No, these are somewhat different problems. If you have an improper flat prior and you don't have a unique MLE, you will often not have a unique posterior mode, so neither MLE nor MAP estimation will be useful without some additional thought/constraints. But you can easily have a proper posterior.
Some examples:
- Mixture models, where there is non-identifiability because of relabelling. There will still be relabelling in the posterior, but the posterior will be proper as long as the mixing probabilities are bounded away from zero
- 'Flat' or nearly flat regions in the likelihood: if you have $2\times 2$ table where you only observe the margins, the odds ratio is non-identifiable and the likelihood is nearly flat over some range of values. Given a flat prior, you'd get a flat posterior over that range. However, the flat range will typically be bounded so that the posterior is proper.
- it's quite possible to have non-identifiability with bounded parameter spaces, so even a flat posterior would be proper. Suppose $Y\sim Binomial(1,p_1)$ and you have a flat prior over $[0,1]\times[0,1]$ for $(p_1,p_2)$. The posterior for $p_2$ (about which you have no data) will still be flat, but it will not be improper.
Conversely, you can get an improper posterior without non-identifiability.
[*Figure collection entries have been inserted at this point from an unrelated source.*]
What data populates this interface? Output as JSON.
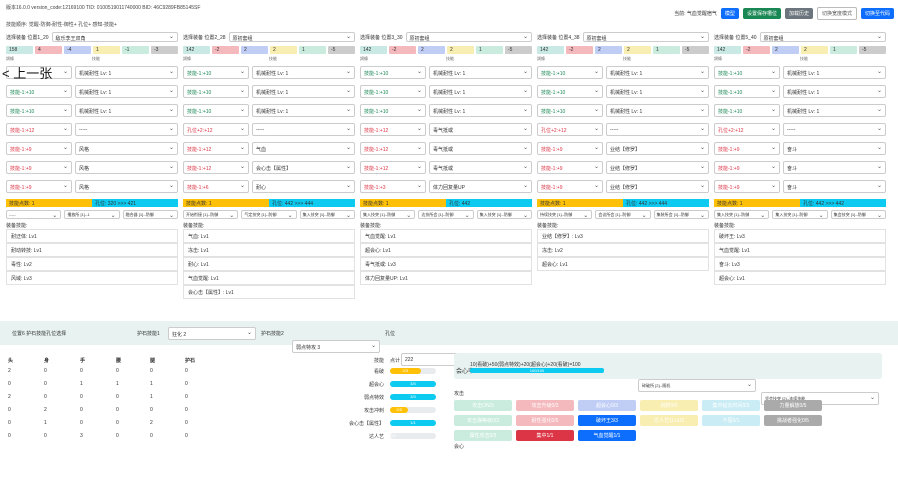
{
  "top": {
    "version": "版本16.0.0 version_code:12169100 TID: 0100519011740000 BID: 46C9289FB85145SF",
    "order": "技能顺序: 觉醒-防御-耐性-御性+ 孔位+ 感知-技能+",
    "current": "当前: 气血觉醒宿气",
    "mode": "模型",
    "btn1": "设置保存槽位",
    "btn2": "加载历史",
    "btn3": "切换宽度模式",
    "btn4": "切换至代码"
  },
  "back": "< 上一张",
  "columns": [
    {
      "head": "选择装备 位置1_20",
      "sel": "敌乐李王双角",
      "chips": [
        "158",
        "4",
        "-4",
        "1",
        "-1",
        "-3"
      ],
      "rows": [
        [
          "",
          "机械耐性 Lv: 1"
        ],
        [
          "技能-1:+10",
          "机械耐性 Lv: 1"
        ],
        [
          "技能-1:+10",
          "机械耐性 Lv: 1"
        ],
        [
          "技能-1:+12",
          "-----"
        ],
        [
          "技能-1:+9",
          "风格"
        ],
        [
          "技能-1:+9",
          "风格"
        ],
        [
          "技能-1:+9",
          "风格"
        ]
      ],
      "lvl": [
        "技能点数: 1",
        "孔位: 320 >>> 421"
      ],
      "sub": [
        "-----",
        "播放所 [1]--1",
        "融合器 [1]--防御"
      ],
      "skills": [
        "耐迂体: Lv1",
        "耐动转技: Lv1",
        "毒性: Lv2",
        "风域: Lv3"
      ]
    },
    {
      "head": "选择装备 位置2_28",
      "sel": "原初套组",
      "chips": [
        "142",
        "-2",
        "2",
        "2",
        "1",
        "-5"
      ],
      "rows": [
        [
          "技能-1:+10",
          "机械耐性 Lv: 1"
        ],
        [
          "技能-1:+10",
          "机械耐性 Lv: 1"
        ],
        [
          "技能-1:+10",
          "机械耐性 Lv: 1"
        ],
        [
          "孔位+2:+12",
          "-----"
        ],
        [
          "技能-1:+12",
          "气血"
        ],
        [
          "技能-1:+12",
          "会心击【属性】"
        ],
        [
          "技能-1:+6",
          "耐心"
        ]
      ],
      "lvl": [
        "技能点数: 1",
        "孔位: 442 >>> 444"
      ],
      "sub": [
        "开始衔接 [1]--防御",
        "气定技突 [1]--防御",
        "集入技突 [1]--防御"
      ],
      "skills": [
        "气血: Lv1",
        "冻击: Lv1",
        "耐心: Lv1",
        "气血觉醒: Lv1",
        "会心击【属性】: Lv1"
      ]
    },
    {
      "head": "选择装备 位置3_30",
      "sel": "原初套组",
      "chips": [
        "142",
        "-2",
        "2",
        "2",
        "1",
        "-5"
      ],
      "rows": [
        [
          "技能-1:+10",
          "机械耐性 Lv: 1"
        ],
        [
          "技能-1:+10",
          "机械耐性 Lv: 1"
        ],
        [
          "技能-1:+10",
          "机械耐性 Lv: 1"
        ],
        [
          "技能-1:+12",
          "毒气抵或"
        ],
        [
          "技能-1:+12",
          "毒气抵或"
        ],
        [
          "技能-1:+12",
          "毒气抵或"
        ],
        [
          "技能-1:+3",
          "体力回复量UP"
        ]
      ],
      "lvl": [
        "技能点数: 1",
        "孔位: 442"
      ],
      "sub": [
        "集入技突 [1]--防御",
        "达技所会 [1]--防御",
        "集入技突 [1]--防御"
      ],
      "skills": [
        "气血觉醒: Lv1",
        "超会心: Lv1",
        "毒气抵或: Lv3",
        "体力回复量UP: Lv1"
      ]
    },
    {
      "head": "选择装备 位置4_38",
      "sel": "原初套组",
      "chips": [
        "142",
        "-2",
        "2",
        "2",
        "1",
        "-5"
      ],
      "rows": [
        [
          "技能-1:+10",
          "机械耐性 Lv: 1"
        ],
        [
          "技能-1:+10",
          "机械耐性 Lv: 1"
        ],
        [
          "技能-1:+10",
          "机械耐性 Lv: 1"
        ],
        [
          "孔位+2:+12",
          "-----"
        ],
        [
          "技能-1:+9",
          "业结【修罗】"
        ],
        [
          "技能-1:+9",
          "业结【修罗】"
        ],
        [
          "技能-1:+9",
          "业结【修罗】"
        ]
      ],
      "lvl": [
        "技能点数: 1",
        "孔位: 442 >>> 444"
      ],
      "sub": [
        "持续技突 [1]--防御",
        "会议所会 [1]--防御",
        "集装所会 [1]--防御"
      ],
      "skills": [
        "业结【修罗】: Lv3",
        "冻击: Lv2",
        "超会心: Lv1"
      ]
    },
    {
      "head": "选择装备 位置5_40",
      "sel": "原初套组",
      "chips": [
        "142",
        "-2",
        "2",
        "2",
        "1",
        "-5"
      ],
      "rows": [
        [
          "技能-1:+10",
          "机械耐性 Lv: 1"
        ],
        [
          "技能-1:+10",
          "机械耐性 Lv: 1"
        ],
        [
          "技能-1:+10",
          "机械耐性 Lv: 1"
        ],
        [
          "孔位+2:+12",
          "-----"
        ],
        [
          "技能-1:+9",
          "奋斗"
        ],
        [
          "技能-1:+9",
          "奋斗"
        ],
        [
          "技能-1:+9",
          "奋斗"
        ]
      ],
      "lvl": [
        "技能点数: 1",
        "孔位: 442 >>> 442"
      ],
      "sub": [
        "集入技突 [1]--防御",
        "集入技突 [1]--防御",
        "集会技突 [1]--防御"
      ],
      "skills": [
        "破坏王: Lv3",
        "气血觉醒: Lv1",
        "奋斗: Lv3",
        "超会心: Lv1"
      ]
    }
  ],
  "bottom": {
    "pos": "位置6 护石技能孔位选择",
    "l1": "护石技能1",
    "v1": "狂化 2",
    "l2": "护石技能2",
    "v2": "弱点特攻 3",
    "l3": "孔位",
    "v3": "222",
    "s1": "整合所 [2]--随机",
    "s2": "碎破所 [2]--随机",
    "s3": "坚会技突 [2]--连续技能"
  },
  "table": {
    "hdr": [
      "头",
      "身",
      "手",
      "腰",
      "腿",
      "护石"
    ],
    "rows": [
      [
        "2",
        "0",
        "0",
        "0",
        "0",
        "0"
      ],
      [
        "0",
        "0",
        "1",
        "1",
        "1",
        "0"
      ],
      [
        "2",
        "0",
        "0",
        "0",
        "1",
        "0"
      ],
      [
        "0",
        "2",
        "0",
        "0",
        "0",
        "0"
      ],
      [
        "0",
        "1",
        "0",
        "0",
        "2",
        "0"
      ],
      [
        "0",
        "0",
        "3",
        "0",
        "0",
        "0"
      ]
    ],
    "skhdr": [
      "技能",
      "点计"
    ],
    "skills": [
      [
        "看破",
        "2/3"
      ],
      [
        "超会心",
        "3/3"
      ],
      [
        "弱点特效",
        "3/3"
      ],
      [
        "攻击冲刺",
        "2/5"
      ],
      [
        "会心击【属性】",
        "1/1"
      ],
      [
        "达人艺",
        "0/3"
      ]
    ]
  },
  "calc": {
    "formula": "10(看破)+50(弱点特效)+20(超会心)+20(看破)=100",
    "label": "会心率",
    "bar": "100/100"
  },
  "grid": {
    "title": "攻击",
    "items": [
      "攻击ON/3",
      "攻击升级0/3",
      "超会心0/3",
      "剑技0/3",
      "集中延长时间0/3",
      "力量解放0/5",
      "攻击弹等级0/3",
      "耐性强化0/5",
      "破坏王3/3",
      "达人艺1Lv1/3",
      "不屈0/1",
      "挑战者强化0/5",
      "属性攻击0/3",
      "集中1/1",
      "气血觉醒1/1"
    ],
    "foot": "会心"
  }
}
Hobert and Casella discuss this for linear mixed models here. They don't explicitly use flat priors, but their improper priors could be regarded as flat for some transformed parameter.
One situation where you can get an improper posterior from non-identifiability is when the likelihood is flat on a unbounded subspace of the parameter space. Suppose you have a model $Y\sim N(\alpha+\beta,1)$. The data only tell you about $\alpha+\beta$ and your posterior for $\alpha-\beta$ will be flat if the prior is flat.